Hi
I'm hoping someone has a similar setup.
We have a 2 sites connected by fast links with one Nutanix cluster at each site (16 nodes in each cluster). We use Metro availability to replicate between sites. We have 1 stretched ESXi cluster hosting mainly Window servers.
We have a number of VM guest failover SQL clusters (2 nodes in each cluster) which require shared storage and therefore require the use of Nutanix Volume groups. Each VM is connected to the volume group via ISCSI.
We can't use Metro replication to replicate these VMS and their associated volume groups to the other site as you can't replicate volume groups with Metro availability - it's not supported.
So, the only other option is to use Async replication. Here are my questions:
- In the manual the conditions for Async say "Do not have VMs with the same name on the primary and the secondary clusters. Otherwise, it may affect the recovery procedures"
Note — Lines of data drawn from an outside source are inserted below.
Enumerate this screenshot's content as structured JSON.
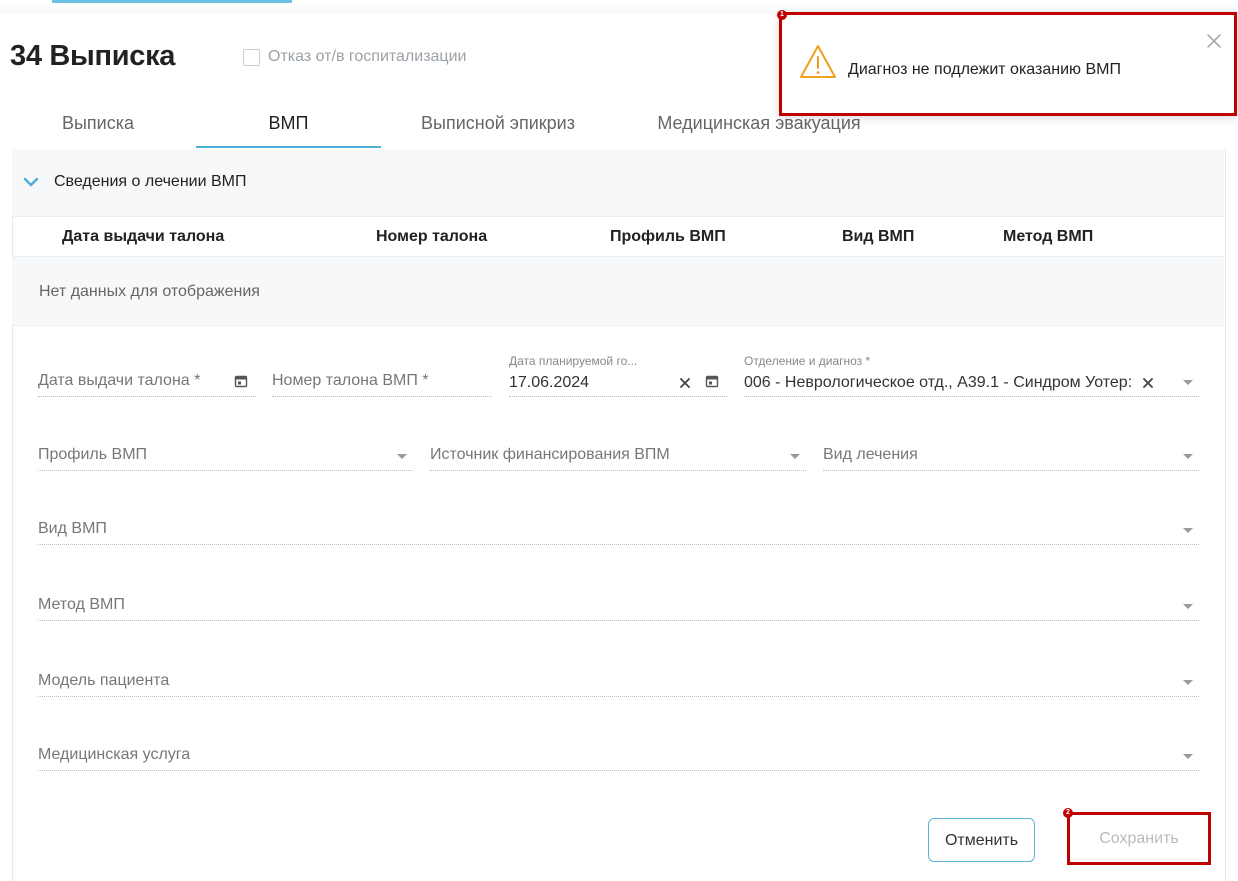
{
  "header": {
    "title": "34 Выписка",
    "refuse_label": "Отказ от/в госпитализации"
  },
  "tabs": [
    {
      "label": "Выписка",
      "active": false
    },
    {
      "label": "ВМП",
      "active": true
    },
    {
      "label": "Выписной эпикриз",
      "active": false
    },
    {
      "label": "Медицинская эвакуация",
      "active": false
    }
  ],
  "section": {
    "title": "Сведения о лечении ВМП",
    "table": {
      "columns": [
        "Дата выдачи талона",
        "Номер талона",
        "Профиль ВМП",
        "Вид ВМП",
        "Метод ВМП"
      ],
      "empty_text": "Нет данных для отображения"
    }
  },
  "form": {
    "issue_date": {
      "label": "Дата выдачи талона *"
    },
    "ticket_number": {
      "label": "Номер талона ВМП *"
    },
    "planned_date": {
      "label": "Дата планируемой го...",
      "value": "17.06.2024"
    },
    "department": {
      "label": "Отделение и диагноз *",
      "value": "006 - Неврологическое отд., A39.1 - Синдром Уотер:"
    },
    "profile": {
      "label": "Профиль ВМП"
    },
    "funding": {
      "label": "Источник финансирования ВПМ"
    },
    "treatment_type": {
      "label": "Вид лечения"
    },
    "vmp_type": {
      "label": "Вид ВМП"
    },
    "vmp_method": {
      "label": "Метод ВМП"
    },
    "patient_model": {
      "label": "Модель пациента"
    },
    "medical_service": {
      "label": "Медицинская услуга"
    }
  },
  "actions": {
    "cancel_label": "Отменить",
    "save_label": "Сохранить"
  },
  "notification": {
    "message": "Диагноз не подлежит оказанию ВМП",
    "icon": "warning-icon"
  },
  "markers": [
    "1",
    "2"
  ],
  "colors": {
    "accent": "#4fb0d8",
    "highlight": "#c00000",
    "warning": "#f0a020"
  }
}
Q: If we failover the async protection domain containing the cluster node VMs and their volume groups to the secondary Nutanix cluster will this cause a conflict when the VMs are registered back into the same ESXi cluster? It's the same EXI cluster due to the Metro configuration so the VM names will be ultimately be the same.
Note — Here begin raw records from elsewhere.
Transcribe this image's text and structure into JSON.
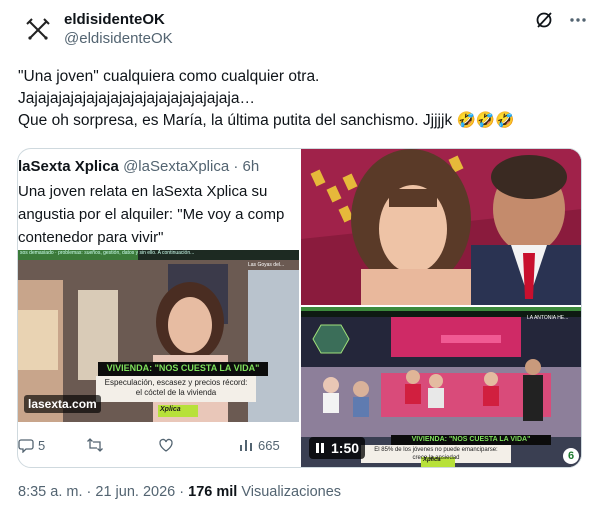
{
  "author": {
    "display_name": "eldisidenteOK",
    "handle": "@eldisidenteOK",
    "avatar_icon": "crossed-swords-icon"
  },
  "header_icons": [
    "grok-slash-icon",
    "more-dots-icon"
  ],
  "tweet": {
    "lines": [
      "\"Una joven\" cualquiera como cualquier otra.",
      "Jajajajajajajajajajajajajajajajajaja…",
      "Que oh sorpresa, es María, la última putita del sanchismo. Jjjjjk 🤣🤣🤣"
    ]
  },
  "quote": {
    "name": "laSexta Xplica",
    "handle": "@laSextaXplica",
    "separator": "·",
    "time": "6h",
    "text_lines": [
      "Una joven relata en laSexta Xplica su",
      "angustia por el alquiler: \"Me voy a comp",
      "contenedor para vivir\""
    ],
    "media": {
      "ticker_text": "sos demasiado · problemas: sueños, gestión, datos y sin ello. A continuación...",
      "banner_title": "VIVIENDA: \"NOS CUESTA LA VIDA\"",
      "banner_sub_1": "Especulación, escasez y precios récord:",
      "banner_sub_2": "el cóctel de la vivienda",
      "brand": "lasexta.com",
      "tag": "Xplica",
      "corner_text": "Las Goyas del..."
    },
    "actions": {
      "replies": "5",
      "retweets": "",
      "likes": "",
      "views": "665"
    }
  },
  "video": {
    "banner_title": "VIVIENDA: \"NOS CUESTA LA VIDA\"",
    "banner_sub_1": "El 85% de los jóvenes no puede emanciparse:",
    "banner_sub_2": "crece la ansiedad",
    "top_text": "LA ANTONIA HE...",
    "tag": "Xplica",
    "duration": "1:50",
    "channel": "6"
  },
  "footer": {
    "time": "8:35 a. m.",
    "separator": "·",
    "date": "21 jun. 2026",
    "separator2": "·",
    "views_count": "176 mil",
    "views_label": "Visualizaciones"
  },
  "colors": {
    "text": "#0f1419",
    "muted": "#536471",
    "border": "#cfd9de",
    "banner_green": "#6fd44a",
    "studio_magenta": "#d3246a"
  }
}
- Again from the Async guide "Do not include the source and the destination cluster in the same datacenter because the VMs could get deleted from both the source and destination clusters post the migration process"
Q: When is refers to Datacenter is it referring to an ESXi Datacenter? Our ESXi cluster which spans both Nutanix clusters is in the same ESXi Datcenter
- Because the new failover clusters are running Window server 2016 and 2019 it turns out that the related entity selection process that links the servers and associated volume groups together when you setup the protection domain won't work for this version of Windows. This means when we failover the VMs to the other Nutanix site there's no workflow job to reconnect the guest ISCSI disks to the secondary's sites data services IP. We will basically need to do this manually. It's not a massive deal but a bit of a pain :(
What I'm thinking of doing with all of the above in mind is to:
Run one node of the SQL cluster on our primary Nutanix site and the other cluster node on the secondary Nutanix site. Because this is an active\passive failover cluster I will set the SQL role to run on the cluster node on the primary site.
When a failover occurs (because of Windows patching or for any other reason) the services can still failover to the node running on the Nutanix secondary site as this node will be pointing at the VG located on the primary site. Although I/O will be going across sites during this time this will only be temporary while patching is taking place - because of the fast links this won't be problem really.
Once any patching is complete then the services will be set to failback to the cluster node running on the primary Nutanix site.
I can then setup a protection domain to only replicate the Volume group. This means if I have a problem with the primary site and need to failover, I will failover the protection domain which only contains the volume group. No VMs will need to be brought up online in the secondary site avoiding any conflicts. The only thing I'll need to do on the cluster node running on the secondary site is configure a script to reconnect the ISCSI disks to the secondary sites data services IP.
Q: Does anyone else have a similar setup? I'm interested to know how you've set it up and what problems you’ve run into if any.
Thanks in advance.